Комиссаров. — Маленькая пичка, т.-е. — пика и та бывает нужна в игре. Я ушел. Опять-таки говорю, — вам, может быть, моя характеристика известна: кто мне делает добро, я никогда этого не забываю… Проходит опять месяц или полтора. Меня вызывает к себе Витте. Я ехать не хотел, потому что есть, видите ли, в этом отношении ревность: если поедешь к старшему, не доложивши, то после история будет. А я знал, что Дурново с Витте в скверных отношениях. Я отказался.
Председатель. — В каком году и в каком месяце это было?

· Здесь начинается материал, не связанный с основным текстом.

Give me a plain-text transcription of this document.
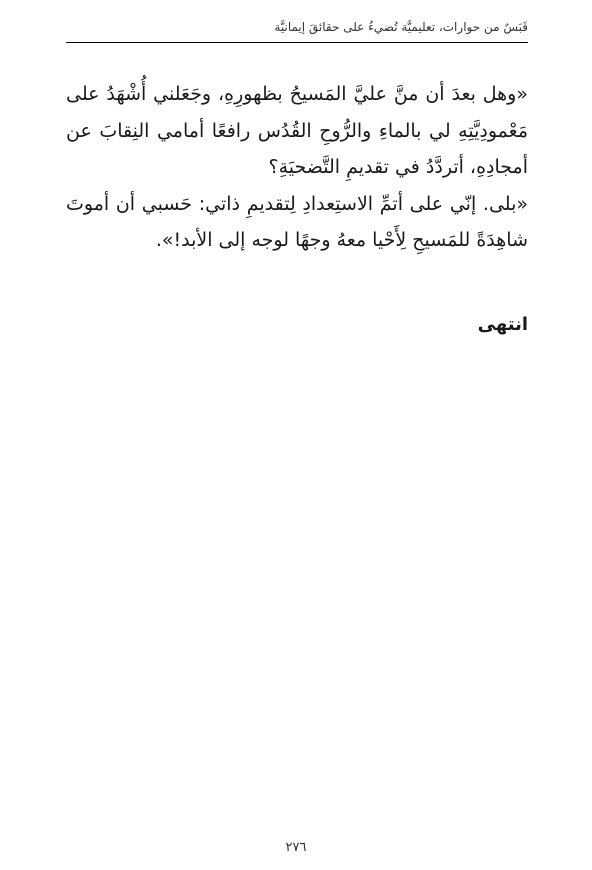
قَبَسٌ من حوارات، تعليميَّة تُضيءُ على حقائقَ إيمانيَّة

«وهل بعدَ أن منَّ عليَّ المَسيحُ بظهورِهِ، وجَعَلني أُشْهَدُ على مَعْمودِيَّتِهِ لي بالماءِ والرُّوحِ القُدُس رافعًا أمامي النِقابَ عن أمجادِهِ، أتردَّدُ في تقديمِ التَّضحيَةِ؟

«بلى. إنّي على أتمِّ الاستِعدادِ لِتقديمِ ذاتي: حَسبي أن أموتَ شاهِدَةً للمَسيحِ لِأَحْيا معهُ وجهًا لوجه إلى الأبد!».

انتهى
٢٧٦
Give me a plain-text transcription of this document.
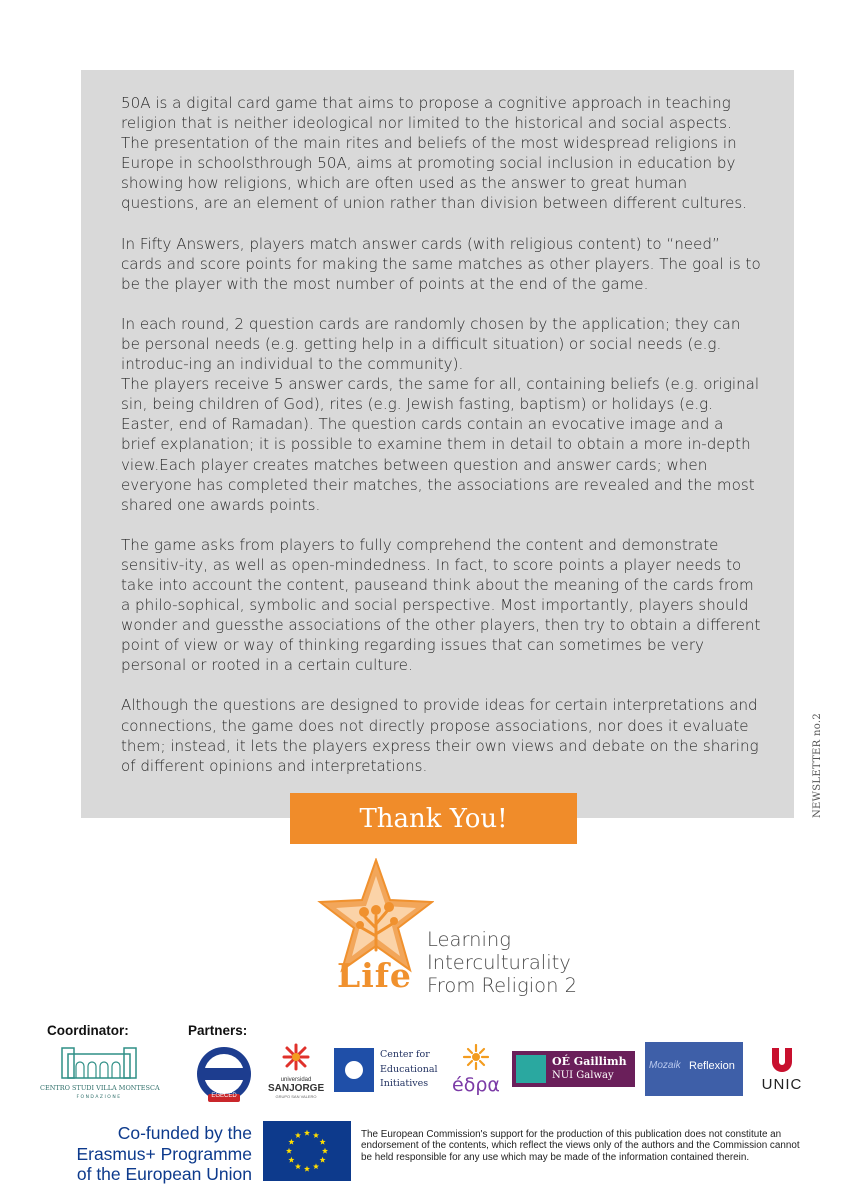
50A is a digital card game that aims to propose a cognitive approach in teaching religion that is neither ideological nor limited to the historical and social aspects. The presentation of the main rites and beliefs of the most widespread religions in Europe in schoolsthrough 50A, aims at promoting social inclusion in education by showing how religions, which are often used as the answer to great human questions, are an element of union rather than division between different cultures.

In Fifty Answers, players match answer cards (with religious content) to “need” cards and score points for making the same matches as other players. The goal is to be the player with the most number of points at the end of the game.

In each round, 2 question cards are randomly chosen by the application; they can be personal needs (e.g. getting help in a difficult situation) or social needs (e.g. introduc-ing an individual to the community).

The players receive 5 answer cards, the same for all, containing beliefs (e.g. original sin, being children of God), rites (e.g. Jewish fasting, baptism) or holidays (e.g. Easter, end of Ramadan). The question cards contain an evocative image and a brief explanation; it is possible to examine them in detail to obtain a more in-depth view.Each player creates matches between question and answer cards; when everyone has completed their matches, the associations are revealed and the most shared one awards points.

The game asks from players to fully comprehend the content and demonstrate sensitiv-ity, as well as open-mindedness. In fact, to score points a player needs to take into account the content, pauseand think about the meaning of the cards from a philo-sophical, symbolic and social perspective. Most importantly, players should wonder and guessthe associations of the other players, then try to obtain a different point of view or way of thinking regarding issues that can sometimes be very personal or rooted in a certain culture.

Although the questions are designed to provide ideas for certain interpretations and connections, the game does not directly propose associations, nor does it evaluate them; instead, it lets the players express their own views and debate on the sharing of different opinions and interpretations.	NEWSLETTER no.2
Thank You!
Life
Learning
Interculturality
From Religion 2
Coordinator:	Partners:
CENTRO STUDI VILLA MONTESCA
FONDAZIONE	EGECED
universidad
SANJORGE
GRUPO SAN VALERO
Center for
Educational
Initiatives	éδρα
OÉ Gaillimh
NUI Galway
Mozaik Reflexion
UNIC
Co-funded by the
Erasmus+ Programme
of the European Union
The European Commission's support for the production of this publication does not constitute an endorsement of the contents, which reflect the views only of the authors and the Commission cannot be held responsible for any use which may be made of the information contained therein.
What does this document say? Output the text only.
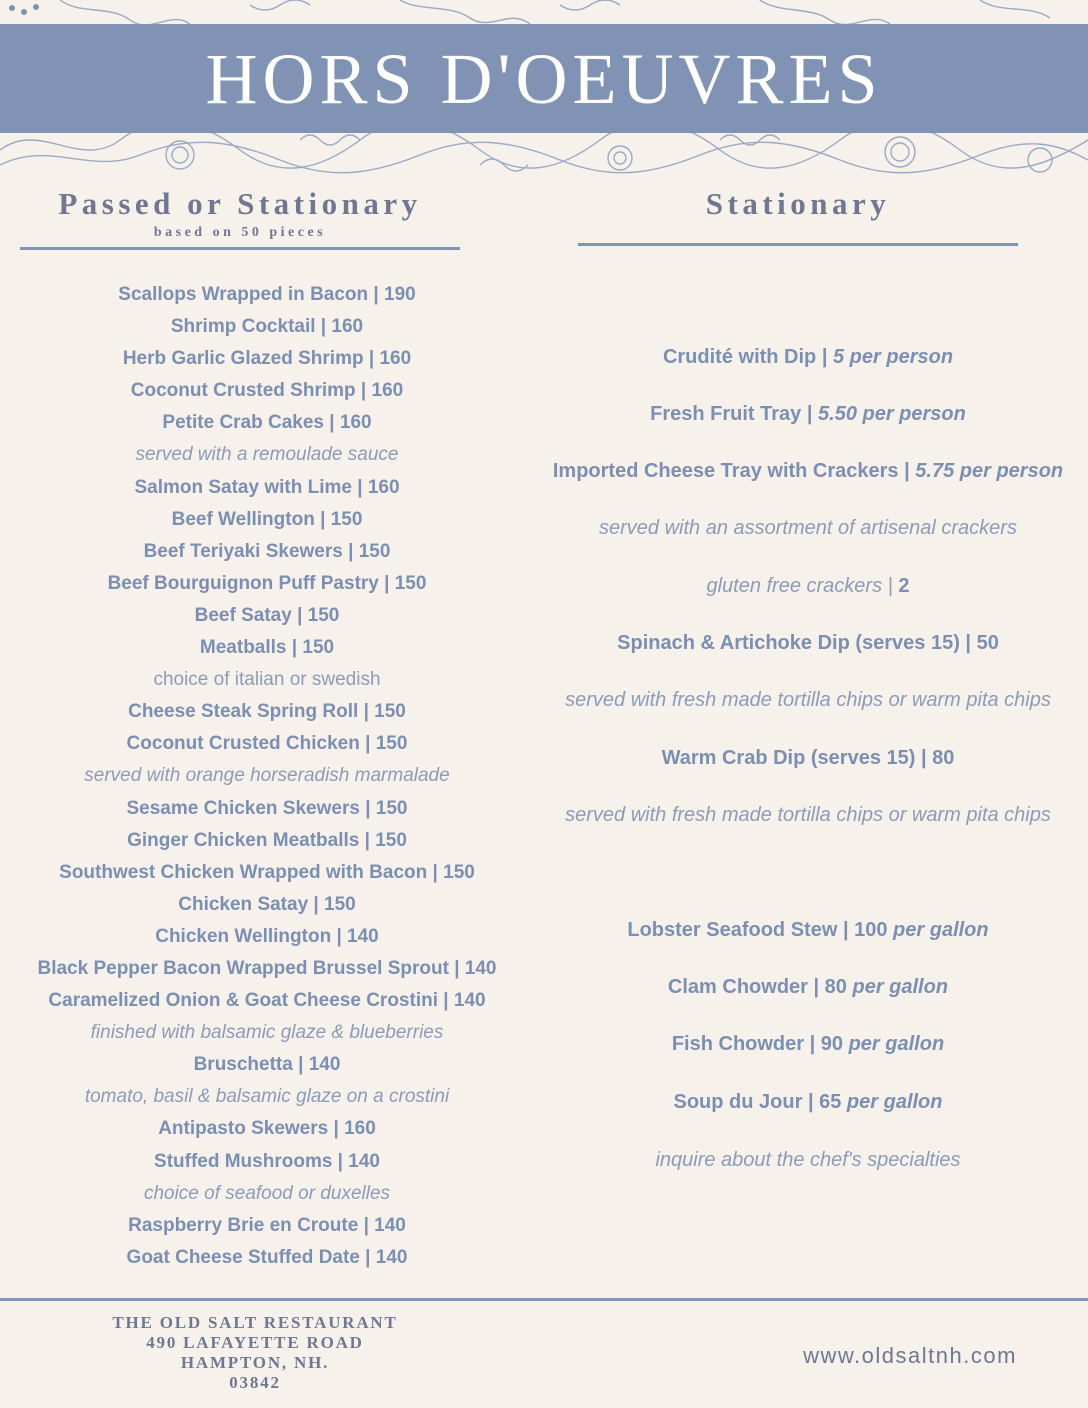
HORS D'OEUVRES
Passed or Stationary
based on 50 pieces
Stationary
Scallops Wrapped in Bacon | 190
Shrimp Cocktail | 160
Herb Garlic Glazed Shrimp | 160
Coconut Crusted Shrimp | 160
Petite Crab Cakes | 160
served with a remoulade sauce
Salmon Satay with Lime | 160
Beef Wellington | 150
Beef Teriyaki Skewers | 150
Beef Bourguignon Puff Pastry | 150
Beef Satay | 150
Meatballs | 150
choice of italian or swedish
Cheese Steak Spring Roll | 150
Coconut Crusted Chicken | 150
served with orange horseradish marmalade
Sesame Chicken Skewers | 150
Ginger Chicken Meatballs | 150
Southwest Chicken Wrapped with Bacon | 150
Chicken Satay | 150
Chicken Wellington | 140
Black Pepper Bacon Wrapped Brussel Sprout | 140
Caramelized Onion & Goat Cheese Crostini | 140
finished with balsamic glaze & blueberries
Bruschetta | 140
tomato, basil & balsamic glaze on a crostini
Antipasto Skewers | 160
Stuffed Mushrooms | 140
choice of seafood or duxelles
Raspberry Brie en Croute | 140
Goat Cheese Stuffed Date | 140
Crudité with Dip | 5 per person
Fresh Fruit Tray | 5.50 per person
Imported Cheese Tray with Crackers | 5.75 per person
served with an assortment of artisenal crackers
gluten free crackers | 2
Spinach & Artichoke Dip (serves 15) | 50
served with fresh made tortilla chips or warm pita chips
Warm Crab Dip (serves 15) | 80
served with fresh made tortilla chips or warm pita chips
Lobster Seafood Stew | 100 per gallon
Clam Chowder | 80 per gallon
Fish Chowder | 90 per gallon
Soup du Jour | 65 per gallon
inquire about the chef's specialties
THE OLD SALT RESTAURANT
490 LAFAYETTE ROAD
HAMPTON, NH.
03842
www.oldsaltnh.com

Комиссаров. — Двенадцать лет тому назад. Я хорошо не помню.
Председатель. — В 1905–1906 г.?
Комиссаров. — Очевидно, в 1906 г., потому что Лопухин не был уже директором, а жил у Урусова. Так вот вызывает меня Витте. Я сказал, что собственно ехать не могу, — не имею на это разрешения. Через некоторое время является чиновник, берет меня за рукав и говорит, что Витте приказал ехать. Я тогда приехал к Витте. Витте, — слов нет, — любезно меня встретил в кабинете, и начинается разговор: «Чем вы занимаетесь?» «Тем-то и тем-то». — «Какие последние сведения оттуда-то и оттуда-то по поводу иностранных государств?» — Я говорю: «такие-то и такие-то». Тогда Витте открывает стол и вынимает целую пачку прокламаций: «Вам это известно?» — «Нет, говорю, — неизвестно». Тогда он начинает перебрасывать: «А это вам известно?» Как раз вынимает, действительно, то самое. «Да, — говорю, — это известно». — «А это у вас печаталось?» Я говорю: «Да, печаталось». — «Каким образом?» Я подробно рассказываю. «А кто печатал?» Я говорю, что Соркин. — «Какой Соркин?» — «Не знаю, понятия не имею. Один раз в жизни видел».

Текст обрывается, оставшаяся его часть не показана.